We show Tet2 and Dnmt3aRH LOF mutations to have opposite effects on Mɸ cytokine release, with increased cytokines and NLRP3 inflammasome activation with Tet2 and decreased or the same with Dnmt3aRH. However, Jak2VF GOF mutant Mɸ cytokine expression was equivalent to WT. Clonal growth in mice occurred with Tet2 mutant cells, but not Dnmt3aRH or Jak2VF. IL-1–driven systemic inflammation did not affect clonal expansion, while HFD-induced atherosclerosis only increased expansion of Tet2–/– cells but not monoallelic mutants. Moreover, human MR studies showed no effect of genetically predicted serum cytokines or CVD on CHIP. Atherosclerosis increased in female mice with Tet2+/– and male with Jak2WT/VF cells, but not mice with Dnmt3aWT/RH. Together, CHIP mutations have disparate effects on Mɸ cytokines, Dnmt3aRH and Jak2VF cells do not clonally expand in murine CHIP models, and the effect of CHIP on atherogenesis is mutation and sex dependent.

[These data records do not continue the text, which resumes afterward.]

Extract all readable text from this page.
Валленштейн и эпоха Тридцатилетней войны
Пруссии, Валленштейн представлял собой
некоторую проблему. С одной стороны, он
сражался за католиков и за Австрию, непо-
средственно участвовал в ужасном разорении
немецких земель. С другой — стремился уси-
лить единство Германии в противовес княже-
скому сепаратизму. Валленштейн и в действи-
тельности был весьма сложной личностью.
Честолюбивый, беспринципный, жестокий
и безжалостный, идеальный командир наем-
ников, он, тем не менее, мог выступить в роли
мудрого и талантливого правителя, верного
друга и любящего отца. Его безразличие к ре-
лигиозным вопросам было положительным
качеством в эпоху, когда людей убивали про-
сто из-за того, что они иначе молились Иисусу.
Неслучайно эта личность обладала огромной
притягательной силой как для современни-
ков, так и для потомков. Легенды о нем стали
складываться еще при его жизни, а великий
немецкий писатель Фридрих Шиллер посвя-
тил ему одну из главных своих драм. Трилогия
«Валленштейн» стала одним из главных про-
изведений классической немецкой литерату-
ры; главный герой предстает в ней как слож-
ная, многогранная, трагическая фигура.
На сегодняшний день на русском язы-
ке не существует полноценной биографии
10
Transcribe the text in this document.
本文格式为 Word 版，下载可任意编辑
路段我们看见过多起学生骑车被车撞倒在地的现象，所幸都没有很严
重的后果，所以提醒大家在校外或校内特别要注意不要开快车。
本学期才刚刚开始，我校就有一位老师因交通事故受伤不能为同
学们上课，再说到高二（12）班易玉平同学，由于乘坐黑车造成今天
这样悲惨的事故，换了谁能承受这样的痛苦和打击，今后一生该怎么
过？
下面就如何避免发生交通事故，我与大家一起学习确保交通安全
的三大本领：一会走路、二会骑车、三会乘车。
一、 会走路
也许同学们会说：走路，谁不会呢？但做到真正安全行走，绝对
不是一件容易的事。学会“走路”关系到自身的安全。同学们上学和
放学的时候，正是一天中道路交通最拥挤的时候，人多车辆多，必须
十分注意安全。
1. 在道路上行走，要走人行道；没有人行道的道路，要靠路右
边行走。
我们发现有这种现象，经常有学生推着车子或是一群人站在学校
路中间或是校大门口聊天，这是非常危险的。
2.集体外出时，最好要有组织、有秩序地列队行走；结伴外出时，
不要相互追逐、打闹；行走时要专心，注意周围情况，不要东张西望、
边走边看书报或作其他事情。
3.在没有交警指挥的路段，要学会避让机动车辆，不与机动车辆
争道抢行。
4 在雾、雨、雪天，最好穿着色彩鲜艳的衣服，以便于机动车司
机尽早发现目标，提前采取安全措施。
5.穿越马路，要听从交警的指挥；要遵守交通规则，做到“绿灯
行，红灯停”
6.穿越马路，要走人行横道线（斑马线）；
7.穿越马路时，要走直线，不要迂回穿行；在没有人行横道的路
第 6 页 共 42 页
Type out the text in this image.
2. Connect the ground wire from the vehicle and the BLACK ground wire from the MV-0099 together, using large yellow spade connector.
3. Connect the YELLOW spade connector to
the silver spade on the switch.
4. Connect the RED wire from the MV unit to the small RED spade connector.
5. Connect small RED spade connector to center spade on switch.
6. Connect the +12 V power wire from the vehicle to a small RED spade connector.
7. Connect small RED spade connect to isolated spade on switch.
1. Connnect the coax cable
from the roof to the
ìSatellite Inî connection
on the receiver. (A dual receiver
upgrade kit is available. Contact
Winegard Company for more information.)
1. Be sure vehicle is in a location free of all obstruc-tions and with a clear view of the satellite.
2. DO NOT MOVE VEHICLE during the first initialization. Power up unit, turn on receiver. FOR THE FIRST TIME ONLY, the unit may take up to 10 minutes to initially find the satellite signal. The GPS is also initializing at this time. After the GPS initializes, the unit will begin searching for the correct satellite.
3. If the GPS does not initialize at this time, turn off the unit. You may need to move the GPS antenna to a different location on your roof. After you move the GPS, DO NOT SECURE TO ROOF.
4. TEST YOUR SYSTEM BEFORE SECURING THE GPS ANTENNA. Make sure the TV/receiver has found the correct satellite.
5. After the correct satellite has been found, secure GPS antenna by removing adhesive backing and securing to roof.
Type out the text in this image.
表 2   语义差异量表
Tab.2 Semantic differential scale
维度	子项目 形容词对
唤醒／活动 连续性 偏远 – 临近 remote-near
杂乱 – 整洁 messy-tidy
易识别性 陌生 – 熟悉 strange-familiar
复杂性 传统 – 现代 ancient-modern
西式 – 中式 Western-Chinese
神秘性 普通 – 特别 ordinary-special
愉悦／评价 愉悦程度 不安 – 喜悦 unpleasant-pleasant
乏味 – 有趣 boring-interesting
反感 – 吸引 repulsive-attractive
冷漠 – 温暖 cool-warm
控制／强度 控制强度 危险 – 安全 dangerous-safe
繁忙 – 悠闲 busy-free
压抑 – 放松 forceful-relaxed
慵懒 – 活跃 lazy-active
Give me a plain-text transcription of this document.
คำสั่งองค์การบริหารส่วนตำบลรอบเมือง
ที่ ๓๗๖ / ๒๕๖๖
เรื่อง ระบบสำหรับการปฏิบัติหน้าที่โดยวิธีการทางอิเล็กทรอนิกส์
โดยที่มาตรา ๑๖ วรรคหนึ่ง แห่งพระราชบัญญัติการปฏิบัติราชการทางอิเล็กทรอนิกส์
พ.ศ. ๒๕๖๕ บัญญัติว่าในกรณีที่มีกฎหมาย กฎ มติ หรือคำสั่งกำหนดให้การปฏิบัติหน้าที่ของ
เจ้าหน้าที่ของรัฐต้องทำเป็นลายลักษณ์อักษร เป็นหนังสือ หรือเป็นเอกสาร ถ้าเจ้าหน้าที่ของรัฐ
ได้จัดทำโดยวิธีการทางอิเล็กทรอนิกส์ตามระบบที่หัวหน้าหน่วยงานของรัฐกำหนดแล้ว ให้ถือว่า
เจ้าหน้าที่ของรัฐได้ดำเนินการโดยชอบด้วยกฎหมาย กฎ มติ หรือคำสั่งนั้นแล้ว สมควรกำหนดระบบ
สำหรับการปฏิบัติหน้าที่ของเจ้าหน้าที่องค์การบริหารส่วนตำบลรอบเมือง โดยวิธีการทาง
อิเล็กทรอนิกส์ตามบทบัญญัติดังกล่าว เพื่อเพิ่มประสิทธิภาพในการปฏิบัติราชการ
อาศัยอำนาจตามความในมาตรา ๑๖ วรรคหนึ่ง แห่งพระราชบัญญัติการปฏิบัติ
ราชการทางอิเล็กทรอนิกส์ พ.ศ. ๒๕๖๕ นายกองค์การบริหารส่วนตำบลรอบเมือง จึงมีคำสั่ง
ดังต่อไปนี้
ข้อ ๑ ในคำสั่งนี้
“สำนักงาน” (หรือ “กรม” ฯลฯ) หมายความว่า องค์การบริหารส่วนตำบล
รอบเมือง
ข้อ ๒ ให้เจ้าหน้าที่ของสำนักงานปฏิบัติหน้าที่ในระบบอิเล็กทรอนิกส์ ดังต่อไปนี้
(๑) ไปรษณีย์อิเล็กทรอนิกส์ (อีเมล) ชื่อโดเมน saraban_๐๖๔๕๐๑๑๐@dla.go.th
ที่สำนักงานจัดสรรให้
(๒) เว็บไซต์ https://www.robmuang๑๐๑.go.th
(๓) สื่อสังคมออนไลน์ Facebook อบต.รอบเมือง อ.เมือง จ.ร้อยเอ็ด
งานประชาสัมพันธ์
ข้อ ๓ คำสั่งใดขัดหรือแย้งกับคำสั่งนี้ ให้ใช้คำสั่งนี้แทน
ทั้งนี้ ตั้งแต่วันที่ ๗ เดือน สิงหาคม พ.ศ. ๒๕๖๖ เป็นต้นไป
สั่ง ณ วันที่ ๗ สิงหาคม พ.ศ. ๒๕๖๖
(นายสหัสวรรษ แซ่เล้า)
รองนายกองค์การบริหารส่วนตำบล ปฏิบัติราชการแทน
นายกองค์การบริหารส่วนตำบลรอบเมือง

Several studies report increased IL-1β release from Tet2, Dnmt3a, and Jak2 mutant Mɸs (16, 20, 21), while others show no difference (5, 19, 24, 29–31). As CHIP mutations occur in genes with disparate function, convergence on IL-1β has remained unexplained. We used littermate WT, heterozygous and homozygous mice, multiple independent Mɸ differentiations, and we analyzed cytokine transcript, intracellular proform and secreted mature forms at multiple time points to robustly investigate the effect of CHIP mutations on Mɸs. Tet2 mutant Mɸs tended to express more cytokine than WT after longer stimulations, and with a larger effect upon biallelic loss. Ultimately, more IL-1α/β, IL-6, and TNF-α was secreted by Tet2 mutant cells after 18 hours of LPS, but less difference was seen in intracellular proforms of these cytokines. Indeed, the largest effect of Tet2 loss was an approximate doubling in ASC speck formation and caspase-1 activity (markers of active inflammasomes), suggesting this may be the cause of increased IL-1. In contrast, Dnmt3aRH Mɸs tended to release less or the same amount of cytokine as WT and showed about half the ASC specks and caspase-1 activity as WT. This is particularly interesting, as DNMT3A and TET2 have opposite functions on methylation; thus, an opposite effect on inflammasome activation is perhaps biochemically more rational. Thus, although Dnmt3a LOF mutations are reported to increase IL-1β transcript and intracellular proform (19) (which we also see), this is likely counterbalanced by reduced NLRP3 inflammasome function. In contrast, Jak2VF Mɸs showed only a small decrease in intracellular IL-6 and secreted TNF-α at 5 hours in Jak2VF/VF cells, which is in keeping with some studies (30, 31) but discordant with a reported 5-fold more IL-1β after AIM2 or NLRP3 activation (20). Our extensive analysis reveals that, although differences in cytokine level between CHIP and WT Mɸs can be identified at individual time points, stages of expression, or genotypes, a broad consensus exists for more cytokine release from Tet2 and less or no difference with Dnmt3aRH and Jak2VF Mɸs.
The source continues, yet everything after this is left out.